Brazilian President Luiz da Silva, sworn in on January, will visit China between April 11 and April 14, according to a report from AFP news agency. Lula and business representatives from Brazil were scheduled to visit Beijing last weekend. However, the trip was postponed after the president was diagnosed with pneumonia.
Earlier this week, Brazil and China stroke a trade deal agreement to carry out trade and financial transactions directly, exchanging yuan for reais – or vice versa – rather than first converting their currencies to the U.S. dollar.
“The expectation is that this will reduce costs… promote even greater bilateral trade and facilitate investment,” the Brazilian Trade and Investment Promotion Agency (ApexBrasil) said in a statement.

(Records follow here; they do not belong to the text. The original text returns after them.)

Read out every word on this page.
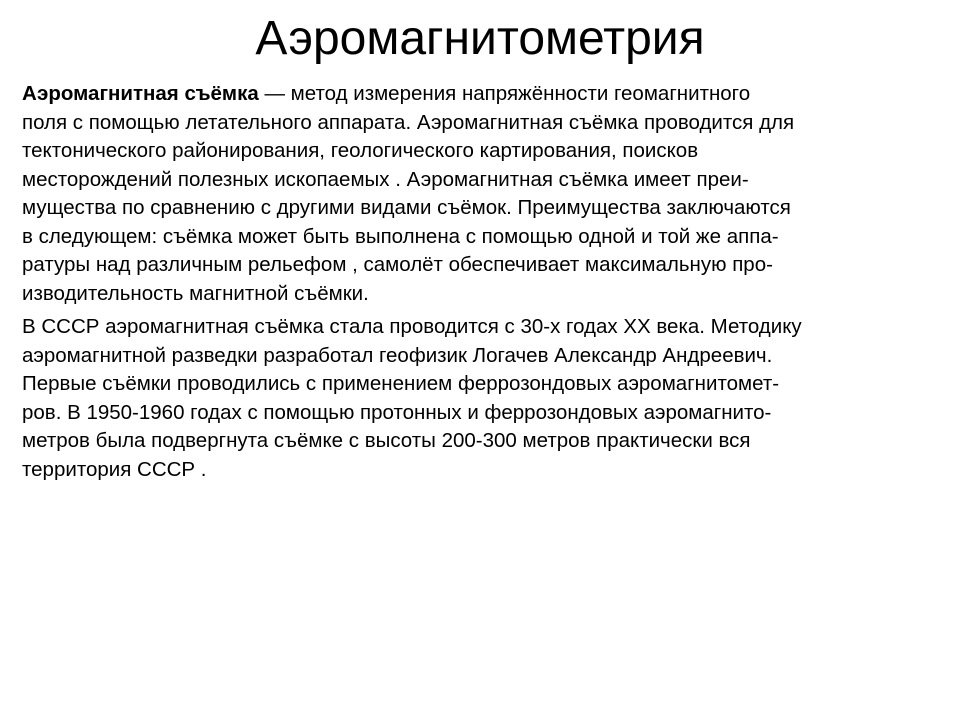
Аэромагнитометрия

Аэромагнитная съёмка — метод измерения напряжённости геомагнитного
поля с помощью летательного аппарата. Аэромагнитная съёмка проводится для
тектонического районирования, геологического картирования, поисков
месторождений полезных ископаемых . Аэромагнитная съёмка имеет преи-
мущества по сравнению с другими видами съёмок. Преимущества заключаются
в следующем: съёмка может быть выполнена с помощью одной и той же аппа-
ратуры над различным рельефом , самолёт обеспечивает максимальную про-
изводительность магнитной съёмки.

В СССР аэромагнитная съёмка стала проводится с 30-х годах XX века. Методику
аэромагнитной разведки разработал геофизик Логачев Александр Андреевич.
Первые съёмки проводились с применением феррозондовых аэромагнитомет-
ров. В 1950-1960 годах с помощью протонных и феррозондовых аэромагнито-
метров была подвергнута съёмке с высоты 200-300 метров практически вся
территория СССР .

The two BRICS members completed a record $150.5 billion in bilateral trade last year, making China Brazil’s largest trading partner.
Brazil, the biggest economy in Latin America, is not the first country to put in place such a deal with China. Russia, Pakistan, and several other countries have similar currency agreements.
The massive deal between Brazil and China has revived concerns about the US dollar’s future.
Earlier this week, China’s national oil company CNOOC and France’s TotalEnergies completed China’s first LNG trade settled in yuan. Approximately 65,000 tonnes of LNG imported from the United Arab Emirates changed hands in the trade, the Shanghai Petroleum and Natural Gas Exchange said in a statement.
And in December 2022, during a visit to Saudi Arabia, Chinese President Xi Jinping announced that his country would “make full use” of the Shanghai exchange as a platform to carry out yuan settlements of oil and gas trades. China is Saudi Arabia’s top trading partner.
The Saudi government approved partial membership in the Shanghai Cooperation Organization, a political and security bloc that includes China, Russia and India, the Saudi state news agency reported Wednesday.